Peter: I would love to visit Iraq in the future. Even before the war I had a fascination with the Middle East through my interest in Ancient History and the stories of the Bible. To walk through this ancient country would be a dream. Now after Australia's involvement in Iraq and reading ITM I feel a greater need to visit this country I have learned so much but so little about. Maybe if I'm lucky I might even be able to have a coffee with Mohammed and Omar.

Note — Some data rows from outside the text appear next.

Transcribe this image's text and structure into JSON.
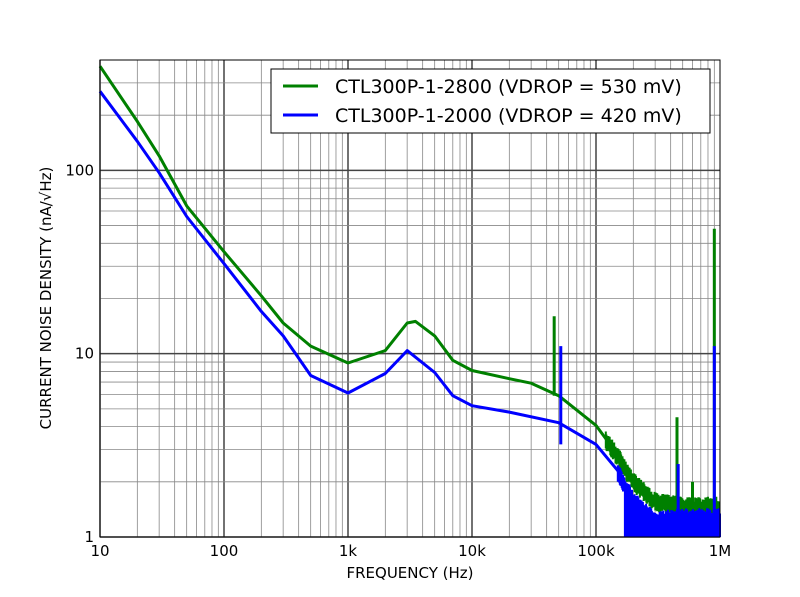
{
  "chart_data": {
    "type": "line",
    "title": "",
    "xlabel": "FREQUENCY (Hz)",
    "ylabel": "CURRENT NOISE DENSITY (nA/√Hz)",
    "xscale": "log",
    "yscale": "log",
    "xlim": [
      10,
      1000000
    ],
    "ylim": [
      1,
      400
    ],
    "grid": true,
    "legend_position": "top-right",
    "x_ticks": [
      10,
      100,
      1000,
      10000,
      100000,
      1000000
    ],
    "x_tick_labels": [
      "10",
      "100",
      "1k",
      "10k",
      "100k",
      "1M"
    ],
    "y_ticks": [
      1,
      10,
      100
    ],
    "y_tick_labels": [
      "1",
      "10",
      "100"
    ],
    "series": [
      {
        "name": "CTL300P-1-2800 (VDROP = 530 mV)",
        "color": "#008000",
        "x": [
          10,
          20,
          30,
          50,
          100,
          200,
          300,
          500,
          1000,
          2000,
          3000,
          3500,
          5000,
          7000,
          10000,
          20000,
          30000,
          50000,
          100000,
          150000,
          200000,
          300000,
          500000,
          1000000
        ],
        "y": [
          370,
          185,
          120,
          64,
          36,
          20.7,
          14.7,
          11,
          8.9,
          10.4,
          14.7,
          15,
          12.5,
          9.2,
          8.1,
          7.3,
          6.9,
          5.9,
          4.06,
          2.8,
          2.04,
          1.59,
          1.5,
          1.5
        ],
        "spikes": [
          {
            "x": 46000,
            "y": 16
          },
          {
            "x": 450000,
            "y": 4.5
          },
          {
            "x": 600000,
            "y": 2.0
          },
          {
            "x": 900000,
            "y": 48
          }
        ]
      },
      {
        "name": "CTL300P-1-2000 (VDROP = 420 mV)",
        "color": "#0000ff",
        "x": [
          10,
          20,
          30,
          50,
          100,
          200,
          300,
          500,
          1000,
          2000,
          3000,
          5000,
          7000,
          10000,
          20000,
          50000,
          100000,
          150000,
          200000,
          300000,
          500000,
          1000000
        ],
        "y": [
          270,
          144,
          97,
          56,
          31,
          17,
          12.5,
          7.6,
          6.1,
          7.8,
          10.4,
          7.9,
          5.9,
          5.2,
          4.8,
          4.2,
          3.2,
          2.3,
          1.6,
          1.25,
          1.3,
          1.3
        ],
        "spikes": [
          {
            "x": 52000,
            "y": 11
          },
          {
            "x": 460000,
            "y": 2.5
          },
          {
            "x": 900000,
            "y": 11
          }
        ]
      }
    ]
  }
}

MG: The Recent Loss of Omar's, Mo's, and Ali's Brother-in-Law elicited many outporings of sympathy from ITM's readers and commenters, similar to if the readers/commenters had lost a member of their own extended family. When you post at ITM, is there a sense of being part of an extended family?
Has a bond been established, both between the posters themselves and Omar and Mo?

Peter: I would most definitely say that I feel a bond between myself, other commentors and Omar and Mohammed. I feel I have become part of their hopes and dreams. After reading about the loss of their brother- in-law I felt that a part of my hopes and dreams for Iraq had been stolen. I have listened to their hopes for the future, I have felt for them at times when things have seemed to go backwards and I have cheered them on as the stood up for their rights during the elections. Also I have spoken to them more than once through emails. Though I have never met them I feel that they are my mates(we take that seriously down here). Knowing that they are being helped by the Australian, American and other coalition forces involvement makes me very proud. They are not just numbers or names on a screens. These are real people, flesh and blood, who have invited me into their lives and I am richer for that. I truly pray that they stay safe as I have a strong emotional attachment to them both now, something I didn't think I would have when I first read ITM written by people in a far away country who I didn't know.

MG: Having come to know Omar and Mo through their writings these last few years, what is the one thing, you would like to say to them?

Peter: I would like to say to the brothers that I am so glad that I found their weblog and that they have invited me into their lives. I have a stronger belief that Australia is doing the right thing in Iraq because of knowing them. I have contacted my representatives in the Australian Parliament to state that our involvement in Iraq is just and must continue (to which I received positive replies). I will continue to pray for them, their families and country and hopeful, soon, we can meet together for a cuppa (tea or coffee) in Baghdad without fear in a truly free and democratic Iraq. Hope this helps you for your In T View...

MG says: Thanks to Peter from Australia!